Written as a daylog in Everything2, my on-line community:
Sigh
Feeling pretty flat right now. My mother, who has been over for a fortnight, has just left. M, B and I drove her to the airport this morning. M dropped us off – he had to get to work – but B and I lingered with her until the very last minute.
It was a great visit. Our relationship has changed since I got pregnant. At last, after 31 years, I am a real adult in her eyes. She didn’t mean to treat me as less than an equal before B came along; she didn’t even realise that a closer relationship was possible. Since her own mother died shortly after my elder brother’s birth, she had never seen how it could be.
Of course, it was also hard having someone around for two weeks while we do the baby work.

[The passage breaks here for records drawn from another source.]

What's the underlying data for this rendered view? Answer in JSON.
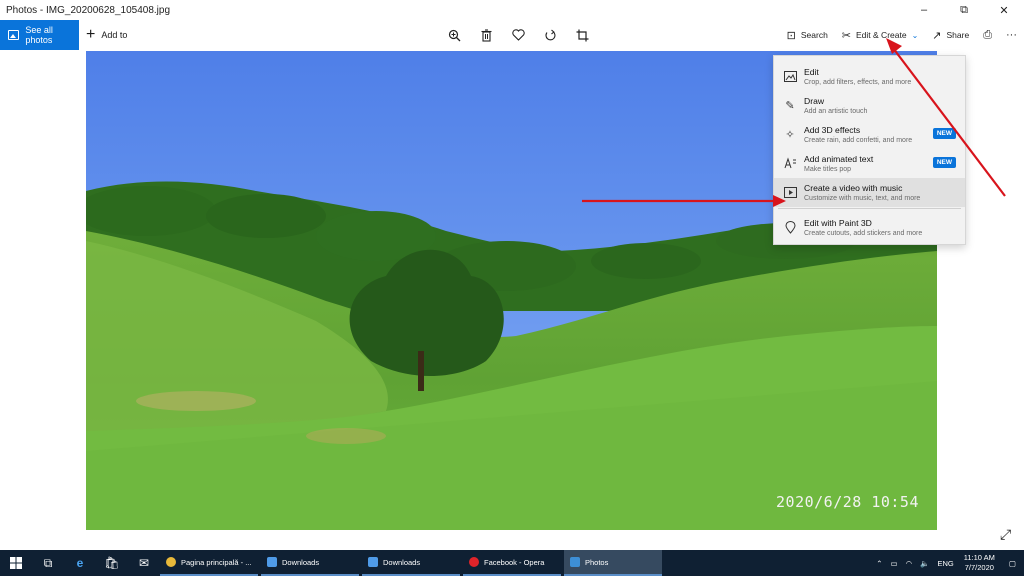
{
  "window": {
    "title": "Photos - IMG_20200628_105408.jpg",
    "minimize": "–",
    "maximize": "⧉",
    "close": "✕"
  },
  "toolbar": {
    "see_all_label": "See all photos",
    "add_to_label": "Add to",
    "search_label": "Search",
    "edit_create_label": "Edit & Create",
    "share_label": "Share",
    "more": "···"
  },
  "photo": {
    "timestamp": "2020/6/28  10:54"
  },
  "menu": {
    "items": [
      {
        "title": "Edit",
        "subtitle": "Crop, add filters, effects, and more",
        "icon": "edit-image-icon",
        "badge": ""
      },
      {
        "title": "Draw",
        "subtitle": "Add an artistic touch",
        "icon": "pen-icon",
        "badge": ""
      },
      {
        "title": "Add 3D effects",
        "subtitle": "Create rain, add confetti, and more",
        "icon": "3d-effects-icon",
        "badge": "NEW"
      },
      {
        "title": "Add animated text",
        "subtitle": "Make titles pop",
        "icon": "animated-text-icon",
        "badge": "NEW"
      },
      {
        "title": "Create a video with music",
        "subtitle": "Customize with music, text, and more",
        "icon": "video-icon",
        "badge": ""
      },
      {
        "title": "Edit with Paint 3D",
        "subtitle": "Create cutouts, add stickers and more",
        "icon": "paint3d-icon",
        "badge": ""
      }
    ]
  },
  "taskbar": {
    "apps": [
      {
        "label": "Pagina principală - ...",
        "icon": "chrome-icon",
        "color": "#e8b93a"
      },
      {
        "label": "Downloads",
        "icon": "downloads-icon",
        "color": "#4f9be8"
      },
      {
        "label": "Downloads",
        "icon": "downloads-icon",
        "color": "#4f9be8"
      },
      {
        "label": "Facebook - Opera",
        "icon": "opera-icon",
        "color": "#e0242a"
      },
      {
        "label": "Photos",
        "icon": "photos-icon",
        "color": "#3d8fd6"
      }
    ],
    "language": "ENG",
    "time": "11:10 AM",
    "date": "7/7/2020"
  },
  "colors": {
    "accent": "#0a74da",
    "annotation_red": "#d8141c",
    "taskbar": "#0f2033"
  }
}
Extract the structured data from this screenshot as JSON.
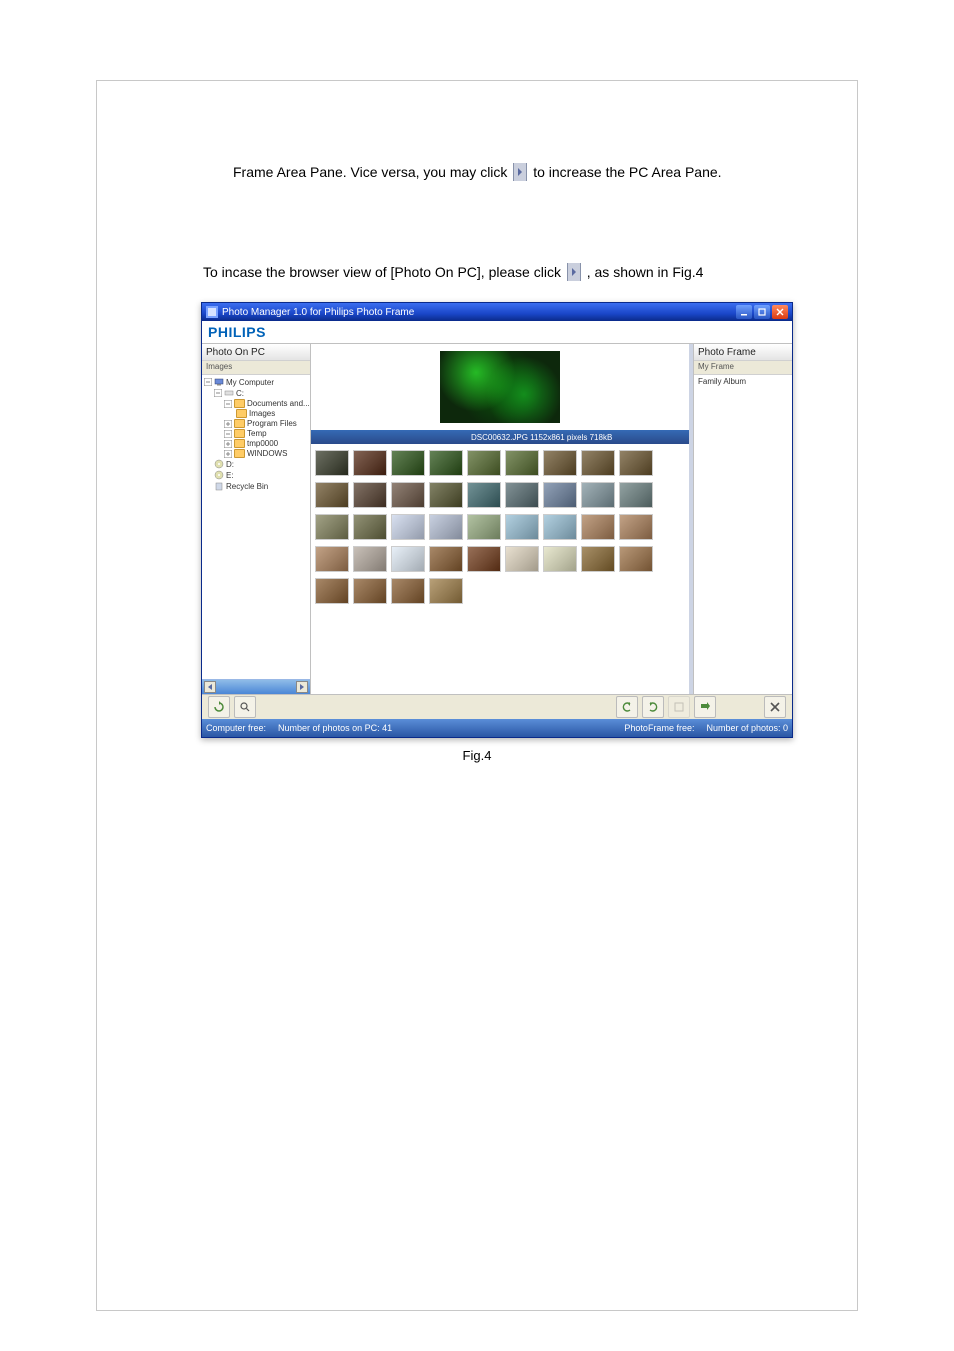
{
  "paragraph1_before": "Frame Area Pane. Vice versa, you may click ",
  "paragraph1_after": " to increase the PC Area Pane.",
  "paragraph2_before": "To incase the browser view of [Photo On PC], please click",
  "paragraph2_after": ", as shown in Fig.4",
  "app": {
    "titlebar": "Photo Manager 1.0 for Philips Photo Frame",
    "brand": "PHILIPS",
    "left_panel": {
      "title": "Photo On PC",
      "sub": "Images",
      "tree": {
        "root": "My Computer",
        "c_drive": "C:",
        "documents": "Documents and...",
        "images": "Images",
        "program_files": "Program Files",
        "temp": "Temp",
        "tmp0000": "tmp0000",
        "windows": "WINDOWS",
        "d": "D:",
        "e": "E:",
        "recycle": "Recycle Bin"
      }
    },
    "center_panel": {
      "status": "DSC00632.JPG   1152x861 pixels   718kB"
    },
    "right_panel": {
      "title": "Photo Frame",
      "sub": "My Frame",
      "tree_root": "Family     Album"
    },
    "toolbar": {
      "refresh": "⟳",
      "find": "🔍",
      "rotate_l": "↶",
      "rotate_r": "↷",
      "crop": "▭",
      "send": "⇨",
      "close": "✕"
    },
    "statusbar": {
      "computer": "Computer free:",
      "num_pc": "Number of photos on PC: 41",
      "frame_conn": "PhotoFrame free:",
      "num_frame": "Number of photos: 0"
    }
  },
  "figure_caption": "Fig.4",
  "thumbs": [
    "#44473a",
    "#5a3b2c",
    "#3c5a2e",
    "#3c5a2e",
    "#5a6a3e",
    "#5a6a3e",
    "#6a5a3e",
    "#6a5a3e",
    "#6a5a3e",
    "#6a5a3e",
    "#5a4a3e",
    "#6a5a4e",
    "#5a5a3e",
    "#4a6a6e",
    "#5a6a6e",
    "#6a7a90",
    "#7a8a90",
    "#6a7a7a",
    "#7a7a5e",
    "#6a6a4e",
    "#b0b8c8",
    "#a0a8b8",
    "#8a9a7a",
    "#8aa8b8",
    "#8aa8b8",
    "#9a7a5e",
    "#9a7a5e",
    "#9a7a5e",
    "#a09890",
    "#c0c8d0",
    "#806040",
    "#704830",
    "#c0b8a8",
    "#c0c0a8",
    "#806840",
    "#907050",
    "#806040",
    "#806040",
    "#806040",
    "#907850"
  ]
}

She helped out, but as a guest, she had a certain claim on our time and energy. We even took her – and B – on a day trip to Amsterdam (EasyJet flies there cheaply and often). All I want to do now is stay at home and pull the drawbridge up.
Still, it was hard to see her go. We bummed around the airport for the maximum possible time, sitting in the cafe, buying presents for the family back in California, chatting to the shop assistants about B, and finally sitting down on a bench by departures and talking quietly. Then waving her off at the “Passengers Only” sign and the long bus ride back home.

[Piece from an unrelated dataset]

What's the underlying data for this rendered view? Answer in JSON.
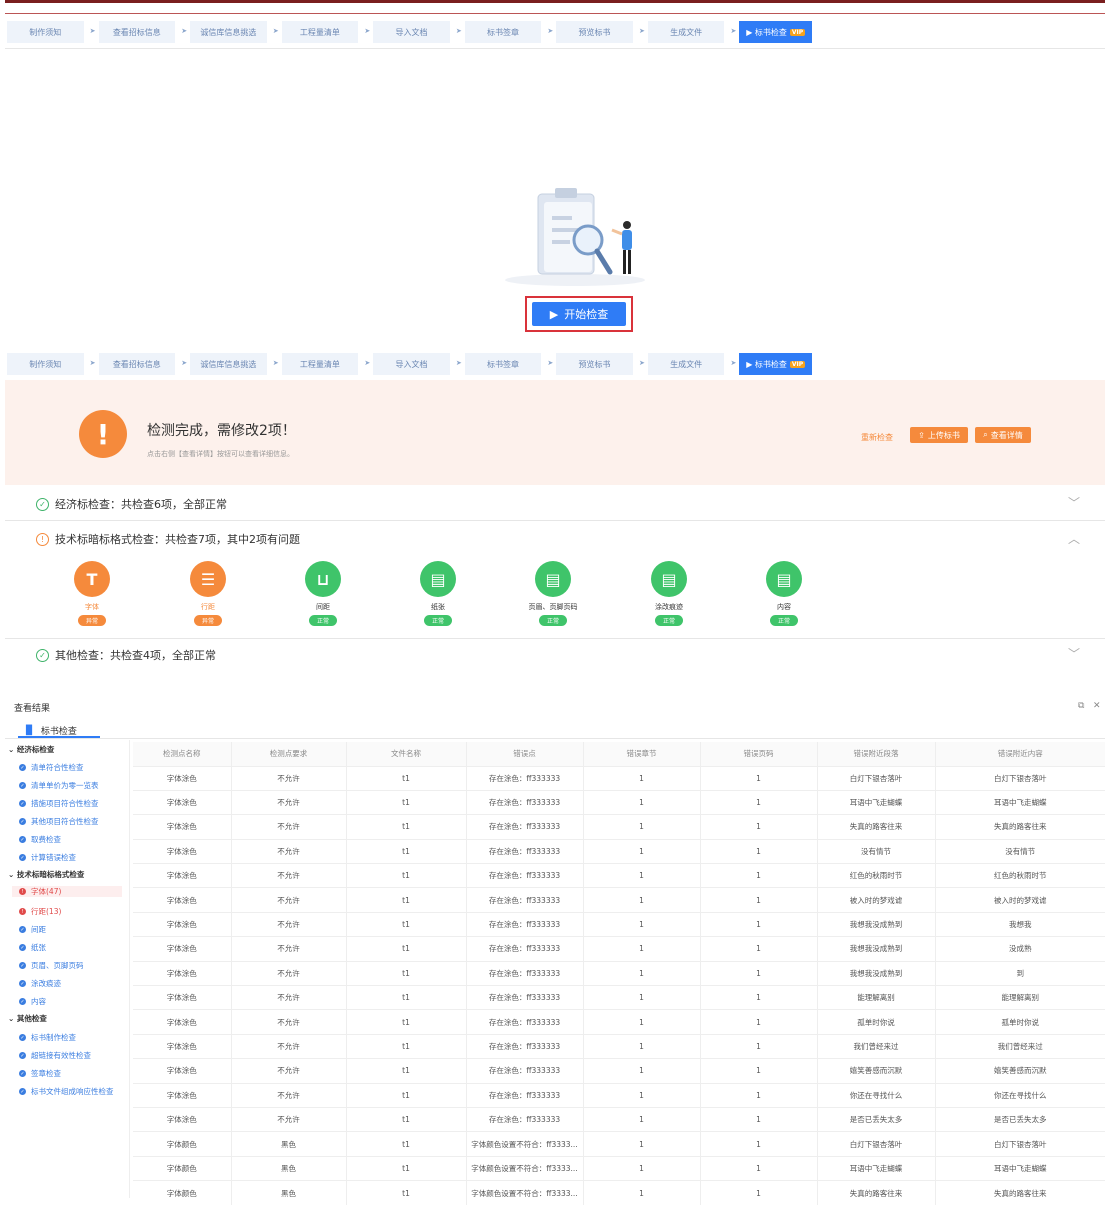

A further disappointment awaited me, like a sting in the tail. I’ve been in touch with H, a woman living nearby, first to reassure her about getting a C-section, then trying to support her in breastfeeding. Scottish culture is profoundly ambivalent about breastfeeding babies – the health service promotes it, but very few new mothers make it work. H is a case in point – she was determined to breastfeed her baby. Then, deep in the baby blues, she started doubting that the baby was getting enough milk. So when I called her today to ask how things were going, she admitted she’d changed to formula feeding. I was nice – she’s made her decision, and there’s no point kicking her about it.
Even as a Californian, from a culture where breastfeeding is ingrained, I was vaguely worried in the first weeks. Bottle-feeding mothers can see how much their babies are eating. And since a newborn’s stomach is the size of a walnut, there’s very little perceptible difference between the breast before and after feeding. The contrast between even a full breast and an empty one pales in comparison to the huge engorgement that happens when the milk comes in. I got through that time on faith in the natural system, based on having seen it work. H had no such basis for confidence. She didn’t want to starve her baby out of a stubborn desire to breastfeed.
Now I’m sitting here, B fussing on my lap (he has mild colic), my mother’s forgotten hat visible on the coat rack by the door.